Question

Determine the bond order of the $C-O$ bond in the following molecules, and then arrange the $C-O$ bond lengths in increasing order? $CO$, $C{O}^{+}$ ,$C{O}^{2+}$ ,$C{O}_2$ ,$C{O_3}^{2-}$.

Answer 1

Hint: For this question we should know about bond order, bond length and relation between them. As we know that the shorter the bond length, the stronger will be the bond and the stronger the bond, higher will be the bond order.

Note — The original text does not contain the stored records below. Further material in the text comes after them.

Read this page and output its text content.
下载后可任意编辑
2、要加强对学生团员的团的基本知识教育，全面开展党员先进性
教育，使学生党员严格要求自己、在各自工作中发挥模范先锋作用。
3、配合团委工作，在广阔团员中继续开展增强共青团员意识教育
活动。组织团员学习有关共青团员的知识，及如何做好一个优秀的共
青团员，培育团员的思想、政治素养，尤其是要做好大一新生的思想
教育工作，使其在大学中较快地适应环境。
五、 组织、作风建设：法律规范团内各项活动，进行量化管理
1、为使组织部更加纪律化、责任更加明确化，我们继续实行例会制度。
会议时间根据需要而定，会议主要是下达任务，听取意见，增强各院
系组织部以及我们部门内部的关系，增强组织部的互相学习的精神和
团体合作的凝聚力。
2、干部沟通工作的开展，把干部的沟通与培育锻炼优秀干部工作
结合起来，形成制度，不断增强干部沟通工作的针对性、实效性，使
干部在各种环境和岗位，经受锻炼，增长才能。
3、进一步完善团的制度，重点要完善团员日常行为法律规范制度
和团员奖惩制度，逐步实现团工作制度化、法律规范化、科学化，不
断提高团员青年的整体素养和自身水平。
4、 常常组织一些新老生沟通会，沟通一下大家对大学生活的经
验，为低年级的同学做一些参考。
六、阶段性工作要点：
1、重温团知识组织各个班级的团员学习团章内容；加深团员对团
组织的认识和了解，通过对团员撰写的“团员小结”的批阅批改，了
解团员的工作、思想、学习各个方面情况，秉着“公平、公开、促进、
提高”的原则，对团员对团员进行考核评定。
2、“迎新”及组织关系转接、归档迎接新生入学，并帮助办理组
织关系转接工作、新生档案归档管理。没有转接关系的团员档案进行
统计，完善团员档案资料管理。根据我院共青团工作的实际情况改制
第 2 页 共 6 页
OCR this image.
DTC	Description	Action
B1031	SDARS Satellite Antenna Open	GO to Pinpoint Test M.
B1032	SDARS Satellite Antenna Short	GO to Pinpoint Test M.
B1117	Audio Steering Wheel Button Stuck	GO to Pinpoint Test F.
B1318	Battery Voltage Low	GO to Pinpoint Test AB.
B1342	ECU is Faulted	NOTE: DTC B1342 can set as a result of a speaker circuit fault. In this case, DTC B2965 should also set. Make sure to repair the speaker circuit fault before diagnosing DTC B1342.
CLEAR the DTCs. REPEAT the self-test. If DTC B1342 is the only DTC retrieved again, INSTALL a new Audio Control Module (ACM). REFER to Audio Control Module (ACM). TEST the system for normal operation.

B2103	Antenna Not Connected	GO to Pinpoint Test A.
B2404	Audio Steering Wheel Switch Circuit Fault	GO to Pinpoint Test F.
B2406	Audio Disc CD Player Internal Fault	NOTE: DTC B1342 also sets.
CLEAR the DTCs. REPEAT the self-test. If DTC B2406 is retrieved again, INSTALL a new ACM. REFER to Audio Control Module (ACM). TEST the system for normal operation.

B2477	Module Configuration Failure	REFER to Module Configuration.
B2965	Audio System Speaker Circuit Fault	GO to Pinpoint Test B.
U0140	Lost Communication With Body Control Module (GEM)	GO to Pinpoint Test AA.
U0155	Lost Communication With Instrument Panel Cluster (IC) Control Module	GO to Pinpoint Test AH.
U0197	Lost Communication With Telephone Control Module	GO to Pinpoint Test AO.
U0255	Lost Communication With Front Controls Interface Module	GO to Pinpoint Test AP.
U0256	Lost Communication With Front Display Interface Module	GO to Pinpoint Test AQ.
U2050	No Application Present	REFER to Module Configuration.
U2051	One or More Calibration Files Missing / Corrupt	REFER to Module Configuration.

So this implies that shorter the bond length, higher will be the bond order.
Formula Used:
Bond order (BO) = ${\displaystyle \frac{1}{2}}(Bondingelectrons-Antibondingelectrons)$

Complete answer:
Bond Order of the compound is the half of the difference between the number of bonding and antibonding electrons as shown in the formula. So with the help of Molecular Orbital Diagram, we can find out the total number of bonding and antibonding electrons present in the given compounds, i.e. $CO$, $C{O}^{+}$ ,$C{O}^{2+}$ ,$C{O}_2$ ,$C{O_3}^{2-}$ .
Molecular Orbital Diagram of $CO$ :

From above diagram, it is clear that number of bonding electrons is six (present two electrons in $2\sigma$ , 4 in $1\pi$ and 2 in $3\sigma$ ) whereas number of antibonding electrons is two (present in $2{\sigma }^{\ast }$ ).
So the bond orders of $CO$ is:
BO= ${\displaystyle \frac{1}{2}}(bondingelectrons-antibondingelectrons)$
$\Rightarrow {\displaystyle \frac{1}{2}}([2+2\times 2+2]-[2])$
$\Rightarrow 3$
Now, for $C{O}^{+}$ Cation, we know that one electron is removed from a bonding MO. Then the bond order will decrease. So by using the same formula we get a bond order of $C{O}^{+}$ is $2.5$ .
For $C{O}^{2+}$ Dication, it has one more electron removed from $C{O}^{+}$ , so the bond order is $2$ .
For $C{O}_2$ molecule, the structure of $C{O}_2$ :
So, it has double bonds and hence has a bond order of $2$ .
For carbonate anions, we should consider resonance delocalization. The structure of $C{O_3}^{2-}$ :
Here, there will be $2\pi$ electrons delocalized onto three bonds, by making an average of ${\displaystyle \frac{2}{3}}$ of a $\pi$ electron, giving a $\pi$ bond order of ${\displaystyle \frac{1}{3}}$ . Where $\sigma$ bonds have a bond order of $1$ , the total bond order of carbonate anion is $1.\overline{33}$ .
Since the higher the bond order, the shorter the bond length will be, so the increasing order of the given compounds according to their bond length is:
$r_{CO}<r_{C{O}^{+}}<[r_{C{O}^{2+}}=r_{C{O}_2}]<r_{C{O_3}^{2-}}$

Note:
Bond order was invented by Linus Pauling, and is defined as the difference between the number of bonds and antibonds. The bond number itself is the number of electron pairs between a pair of atoms.